By European standards the Noyes-Parris House isn’t amazingly old but it is one of the oldest houses in America. It was built in 1669 by Peter Noyes who was a leading Puritan in Massachusetts and the founder of the Sudbury Plantation, a large tract of land to the west of Boston. The house began its existence as two one-room farm houses only a few meters apart which were later combined around a central chimney stack. It is unclear whether Peter Noyes ever lived there; it enters the historical record as belonging to his daughter, Dorothy about whom little is known.
Yet it is Dorothy Noyes’s husband who is the really interesting character in the saga of this house. Samuel Parris was an early graduate of Harvard, which was originally founded as a divinical school. After leaving Harvard, he had an undistinguished, and one might say failed career as a sugar cane planter in Jamaica before turning to religion to make a better living. In 1691 he was hired by Salem Village, located north of Boston, as the minister of the settlement. We know he was married with two daughters, a son, and a niece who lived with them. We also know he gave exceedingly long and boring sermons since his original manuscripts have been preserved. None of this was particularly noteworthy. What vaulted him to a permanent place in American history is this: in the autumn of 1692 his daughters and niece claimed to be under the spell of witches.
Thus began the most famous and exhaustively chronicled witch trials in America. Samuel Parris was not a judge at the trials, but he was the spiritual head of a congregation which had developed an acute case of witch fever. By the time the trials came to an end some nine months later, three hundred people had been imprisoned, and nineteen women and one man had been executed by hanging or being pressed to death under stones.

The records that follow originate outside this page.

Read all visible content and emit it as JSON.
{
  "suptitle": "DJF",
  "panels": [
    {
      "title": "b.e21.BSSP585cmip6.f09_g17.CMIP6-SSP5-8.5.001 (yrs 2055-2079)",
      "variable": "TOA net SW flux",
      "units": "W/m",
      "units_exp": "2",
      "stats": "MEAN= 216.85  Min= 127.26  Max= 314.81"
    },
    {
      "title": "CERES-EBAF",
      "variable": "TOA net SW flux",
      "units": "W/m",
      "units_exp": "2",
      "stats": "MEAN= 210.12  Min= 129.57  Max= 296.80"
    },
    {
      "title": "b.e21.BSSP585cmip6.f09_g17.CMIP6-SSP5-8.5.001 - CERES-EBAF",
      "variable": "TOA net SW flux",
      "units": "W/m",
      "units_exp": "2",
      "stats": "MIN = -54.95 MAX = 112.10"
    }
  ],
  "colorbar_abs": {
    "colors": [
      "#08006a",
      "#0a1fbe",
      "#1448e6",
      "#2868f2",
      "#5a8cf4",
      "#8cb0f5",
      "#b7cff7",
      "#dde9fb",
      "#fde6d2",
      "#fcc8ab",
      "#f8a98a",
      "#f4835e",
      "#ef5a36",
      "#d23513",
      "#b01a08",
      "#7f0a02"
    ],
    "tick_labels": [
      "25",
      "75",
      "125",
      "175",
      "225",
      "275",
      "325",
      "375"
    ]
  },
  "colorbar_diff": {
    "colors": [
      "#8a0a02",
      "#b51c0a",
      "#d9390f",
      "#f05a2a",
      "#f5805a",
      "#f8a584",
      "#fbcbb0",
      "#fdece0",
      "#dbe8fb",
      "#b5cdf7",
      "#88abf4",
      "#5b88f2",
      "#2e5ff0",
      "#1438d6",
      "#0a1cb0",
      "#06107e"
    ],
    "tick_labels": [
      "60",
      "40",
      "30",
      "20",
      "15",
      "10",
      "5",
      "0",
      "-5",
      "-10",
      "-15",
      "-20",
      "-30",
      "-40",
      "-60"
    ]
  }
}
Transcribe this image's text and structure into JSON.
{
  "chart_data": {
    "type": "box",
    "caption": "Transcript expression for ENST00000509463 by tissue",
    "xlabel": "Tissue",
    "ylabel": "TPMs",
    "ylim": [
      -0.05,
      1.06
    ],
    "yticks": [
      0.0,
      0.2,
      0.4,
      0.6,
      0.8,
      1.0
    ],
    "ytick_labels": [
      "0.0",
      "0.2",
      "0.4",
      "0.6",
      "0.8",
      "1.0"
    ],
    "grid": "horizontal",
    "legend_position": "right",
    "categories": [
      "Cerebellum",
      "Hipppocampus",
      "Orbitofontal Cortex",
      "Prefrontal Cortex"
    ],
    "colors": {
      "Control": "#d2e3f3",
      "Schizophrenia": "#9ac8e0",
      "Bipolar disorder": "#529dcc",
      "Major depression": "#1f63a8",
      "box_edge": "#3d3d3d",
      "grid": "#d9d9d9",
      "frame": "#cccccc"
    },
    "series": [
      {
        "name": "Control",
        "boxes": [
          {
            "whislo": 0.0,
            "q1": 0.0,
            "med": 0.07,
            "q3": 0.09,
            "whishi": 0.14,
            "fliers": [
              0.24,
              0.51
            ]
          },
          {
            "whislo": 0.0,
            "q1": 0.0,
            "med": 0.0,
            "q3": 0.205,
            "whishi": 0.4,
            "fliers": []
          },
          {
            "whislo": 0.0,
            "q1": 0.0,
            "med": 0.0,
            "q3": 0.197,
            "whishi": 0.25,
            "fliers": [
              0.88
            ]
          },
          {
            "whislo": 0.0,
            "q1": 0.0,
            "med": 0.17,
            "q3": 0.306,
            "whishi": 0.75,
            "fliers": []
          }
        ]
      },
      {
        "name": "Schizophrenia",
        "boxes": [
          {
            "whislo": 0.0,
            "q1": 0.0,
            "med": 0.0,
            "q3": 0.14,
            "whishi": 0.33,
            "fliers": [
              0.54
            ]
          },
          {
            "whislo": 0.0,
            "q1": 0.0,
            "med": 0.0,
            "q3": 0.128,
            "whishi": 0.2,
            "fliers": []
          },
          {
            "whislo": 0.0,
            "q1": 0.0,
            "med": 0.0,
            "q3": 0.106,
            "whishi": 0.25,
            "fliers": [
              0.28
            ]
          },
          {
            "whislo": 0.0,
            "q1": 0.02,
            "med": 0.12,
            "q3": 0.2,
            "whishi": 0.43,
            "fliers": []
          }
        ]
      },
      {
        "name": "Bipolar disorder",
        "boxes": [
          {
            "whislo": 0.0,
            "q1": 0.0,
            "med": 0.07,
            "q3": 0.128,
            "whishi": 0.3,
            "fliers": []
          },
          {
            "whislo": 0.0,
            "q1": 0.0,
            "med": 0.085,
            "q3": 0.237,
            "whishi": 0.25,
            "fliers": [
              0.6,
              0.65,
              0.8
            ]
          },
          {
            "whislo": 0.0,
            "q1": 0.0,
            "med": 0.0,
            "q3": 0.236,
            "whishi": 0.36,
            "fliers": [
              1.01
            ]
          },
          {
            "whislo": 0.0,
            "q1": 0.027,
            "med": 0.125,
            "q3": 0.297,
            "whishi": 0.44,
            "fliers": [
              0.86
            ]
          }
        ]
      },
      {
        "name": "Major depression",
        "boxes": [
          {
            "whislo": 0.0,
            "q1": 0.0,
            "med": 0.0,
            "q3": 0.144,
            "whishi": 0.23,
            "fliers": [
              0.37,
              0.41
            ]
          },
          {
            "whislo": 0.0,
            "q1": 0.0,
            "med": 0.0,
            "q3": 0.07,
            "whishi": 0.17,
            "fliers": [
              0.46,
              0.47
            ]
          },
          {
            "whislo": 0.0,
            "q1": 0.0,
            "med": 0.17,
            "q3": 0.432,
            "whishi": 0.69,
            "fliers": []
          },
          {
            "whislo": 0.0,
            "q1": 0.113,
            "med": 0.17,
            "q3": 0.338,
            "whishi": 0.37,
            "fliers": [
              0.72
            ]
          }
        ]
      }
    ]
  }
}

Parris’s wife died shortly afterwards and he held onto his job until 1696 when he was fired by his fractured congregation. Somehow he met and married Dorothy Noyes and moved into her house in Sudbury with his children and niece. In this house, in the room I use as my library and writing room, Parris established the first school house and ministry in the town. He lived in this house on and off for the next twenty years and may have died here. What became of the bewitched girls is unclear.
The house was inherited by Parris’s son who lived in it for a further sixty years before it was sold to a farmer who kept in his family for the next two centuries. In the mid 19th century, the American philosopher Henry David Thoreau used to visit regularly. He was friendly with the owner and wrote about the house in his diaries.
From the day it was built, the house has never been unoccupied. My wife and I bought it in 1999, a major historical renovation about three-quarters finished. We completed the job and have lived here happily since then. It is a wonderful old house with seven fireplaces, low ceilings, many small rooms and a large barn on four acres of land.
Beside the fascinating personal history of the house, there are two other features I must mention. The first is that it is the only 17th century house in America which has retained its original views in all 360 degrees. All other houses of this period wound up being on a main road in a town, with modernity springing up all around. This house is surrounded by fields and woods. The vistas which we see every day are quite similar to what Samuel Parris would have seen. The second feature is (and I am not joking) that the house is haunted. We hear the footsteps and the rattling latches of our ghostly companion regularly, we wake up to moved furniture, and a woman in a black dress and bonnet has been seen on a few occasions gliding around the halls or sitting on a bed in the guest room. She doesn’t scare us and we don’t think we scare her either. We live with each other quite comfortably and harmoniously.